Takayasu Arteritis pathophysiology in adults
Takayasu arteritis is a rare, chronic inflammatory disease that primarily affects large arteries, especially the aorta and its main branches. Although it can occur at any age, it predominantly manifests in young adults, most commonly women under 40 years old. The pathophysiology of Takayasu arteritis in adults involves a complex interplay of immune-mediated inflammation, vascular remodeling, and subsequent tissue damage.
The disease process begins with an abnormal immune response targeting the arterial wall. Although the exact trigger remains unknown, genetic predispositions and environmental factors are believed to contribute. Histologically, Takayasu arteritis is characterized by granulomatous inflammation involving the adventitia and media layers of affected arteries. Immune cells such as T lymphocytes, macrophages, and multinucleated giant cells infiltrate these layers, releasing cytokines and enzymes that promote inflammation and tissue destruction.
This inflammatory response leads to structural changes within the arterial wall. The infiltration causes thickening of the vessel wall, primarily through intimal proliferation and fibrosis. As the disease progresses, the inflammation can weaken the vessel wall, resulting in aneurysm formation, or cause significant narrowing (stenosis) of the arterial lumen. The narrowing impairs blood flow to downstream tissues, leading to ischemic symptoms such as claudication, pulselessness, or organ dysfunction depending on the vessels involved.
A hallmark of Takayasu arteritis is the recurring cycle of inflammation and healing. During active phases, inflammatory markers like erythrocyte sedimentation rate (ESR) and C-reactive protein (CRP) are elevated, reflecting systemic inflammation. These markers often co
rrelate with disease activity and can be useful in monitoring treatment response. As the inflammation subsides, fibrosis and scarring may stabilize the arterial wall, but the structural damage might be irreversible.

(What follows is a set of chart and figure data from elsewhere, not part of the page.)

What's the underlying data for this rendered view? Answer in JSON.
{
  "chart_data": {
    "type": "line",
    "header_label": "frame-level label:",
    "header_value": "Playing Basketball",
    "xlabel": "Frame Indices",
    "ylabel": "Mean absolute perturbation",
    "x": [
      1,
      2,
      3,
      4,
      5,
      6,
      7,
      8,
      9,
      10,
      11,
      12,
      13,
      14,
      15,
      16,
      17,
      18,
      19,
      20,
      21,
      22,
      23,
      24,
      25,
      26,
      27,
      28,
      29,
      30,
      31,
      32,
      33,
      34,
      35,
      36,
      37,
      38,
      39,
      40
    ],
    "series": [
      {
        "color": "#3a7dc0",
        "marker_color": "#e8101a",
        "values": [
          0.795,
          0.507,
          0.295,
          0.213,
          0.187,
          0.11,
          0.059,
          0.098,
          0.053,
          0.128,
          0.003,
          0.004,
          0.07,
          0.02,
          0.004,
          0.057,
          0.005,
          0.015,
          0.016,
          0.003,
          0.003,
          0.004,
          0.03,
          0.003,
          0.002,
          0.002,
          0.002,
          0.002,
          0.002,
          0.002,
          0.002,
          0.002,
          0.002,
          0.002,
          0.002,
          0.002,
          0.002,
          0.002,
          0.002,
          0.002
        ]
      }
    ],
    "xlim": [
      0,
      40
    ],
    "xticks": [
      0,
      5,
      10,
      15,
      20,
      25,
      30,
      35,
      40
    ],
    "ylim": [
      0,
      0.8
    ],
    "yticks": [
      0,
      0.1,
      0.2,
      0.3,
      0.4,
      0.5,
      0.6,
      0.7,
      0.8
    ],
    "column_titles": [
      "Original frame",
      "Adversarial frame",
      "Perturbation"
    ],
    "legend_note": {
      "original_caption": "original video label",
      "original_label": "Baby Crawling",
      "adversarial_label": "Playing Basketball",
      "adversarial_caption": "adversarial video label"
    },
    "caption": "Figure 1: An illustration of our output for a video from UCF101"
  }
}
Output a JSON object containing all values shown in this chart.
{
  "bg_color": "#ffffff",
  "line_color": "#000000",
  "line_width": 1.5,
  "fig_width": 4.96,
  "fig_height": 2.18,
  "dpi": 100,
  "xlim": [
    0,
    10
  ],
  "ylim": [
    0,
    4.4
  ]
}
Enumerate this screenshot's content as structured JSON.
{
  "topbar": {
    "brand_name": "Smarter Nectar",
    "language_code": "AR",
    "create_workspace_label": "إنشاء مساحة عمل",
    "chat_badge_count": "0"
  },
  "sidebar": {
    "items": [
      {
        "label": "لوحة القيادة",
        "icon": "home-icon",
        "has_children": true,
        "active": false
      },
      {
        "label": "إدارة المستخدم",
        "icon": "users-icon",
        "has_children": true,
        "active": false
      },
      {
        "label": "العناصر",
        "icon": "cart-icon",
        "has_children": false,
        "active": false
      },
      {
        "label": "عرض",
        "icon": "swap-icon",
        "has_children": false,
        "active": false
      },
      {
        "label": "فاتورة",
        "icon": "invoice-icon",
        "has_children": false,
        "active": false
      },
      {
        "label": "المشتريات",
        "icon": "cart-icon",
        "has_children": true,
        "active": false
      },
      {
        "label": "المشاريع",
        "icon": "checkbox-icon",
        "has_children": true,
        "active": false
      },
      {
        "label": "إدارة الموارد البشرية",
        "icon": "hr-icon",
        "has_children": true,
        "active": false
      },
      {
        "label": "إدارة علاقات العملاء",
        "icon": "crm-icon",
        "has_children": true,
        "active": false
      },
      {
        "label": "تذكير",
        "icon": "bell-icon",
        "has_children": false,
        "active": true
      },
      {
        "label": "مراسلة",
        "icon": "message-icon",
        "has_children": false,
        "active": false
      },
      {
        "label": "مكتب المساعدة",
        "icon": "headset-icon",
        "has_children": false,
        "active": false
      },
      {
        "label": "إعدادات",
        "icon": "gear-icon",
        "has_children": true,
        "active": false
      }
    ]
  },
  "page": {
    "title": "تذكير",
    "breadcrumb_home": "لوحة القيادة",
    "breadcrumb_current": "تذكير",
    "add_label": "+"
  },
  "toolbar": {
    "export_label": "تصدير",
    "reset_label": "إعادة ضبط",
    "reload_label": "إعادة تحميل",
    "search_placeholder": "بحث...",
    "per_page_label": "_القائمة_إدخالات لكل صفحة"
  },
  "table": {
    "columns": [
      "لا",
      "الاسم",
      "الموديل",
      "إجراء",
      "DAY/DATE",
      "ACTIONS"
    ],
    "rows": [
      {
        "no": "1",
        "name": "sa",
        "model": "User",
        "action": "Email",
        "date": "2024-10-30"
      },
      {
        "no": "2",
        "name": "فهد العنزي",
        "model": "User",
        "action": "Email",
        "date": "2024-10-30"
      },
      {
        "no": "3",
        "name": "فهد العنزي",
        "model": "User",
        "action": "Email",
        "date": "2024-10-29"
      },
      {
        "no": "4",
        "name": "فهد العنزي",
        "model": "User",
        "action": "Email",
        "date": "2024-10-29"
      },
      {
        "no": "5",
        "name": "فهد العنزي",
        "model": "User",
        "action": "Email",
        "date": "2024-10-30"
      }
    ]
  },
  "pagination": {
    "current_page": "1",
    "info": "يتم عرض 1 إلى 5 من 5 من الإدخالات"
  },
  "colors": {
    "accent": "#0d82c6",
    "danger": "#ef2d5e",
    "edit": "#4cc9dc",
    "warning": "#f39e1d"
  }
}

The immune-mediated process involves a complex network of cytokines and chemokines that perpetuate arterial inflammation. Th1 and Th17 T-cell responses are prominent, producing cytokines such as interferon-gamma and interleukin-17, which further recruit inflammatory cells to the vessel wall. Additionally, endothelial cells lining the arteries become activated, expressing adhesion molecules that facilitate leukocyte adhesion and infiltration, amplifying the inflammatory cascade.
Over time, the ongoing inflammation and repair processes lead to vessel remodeling, with intimal hyperplasia and fibrosis causing stenosis, or in some cases, occlusion of major arteries. This vascular damage underpins the clinical manifestations of Takayasu arteritis, including differences in blood pressure in limbs, absent pulses, hypertension due to renal artery involvement, and ischemic symptoms in various organs.
In summary, Takayasu arteritis in adults is a manifestation of an autoimmune-driven vasculitis characterized by granulomatous inflammation of large arteries. The immune response causes structural damage, leading to vessel stenosis, aneurysm formation, and ischemia. Understanding these pathological mechanisms is crucial for timely diagnosis and effective management, which often involves immunosuppressive therapy aimed at controlling inflammation and preventing irreversible vascular damage.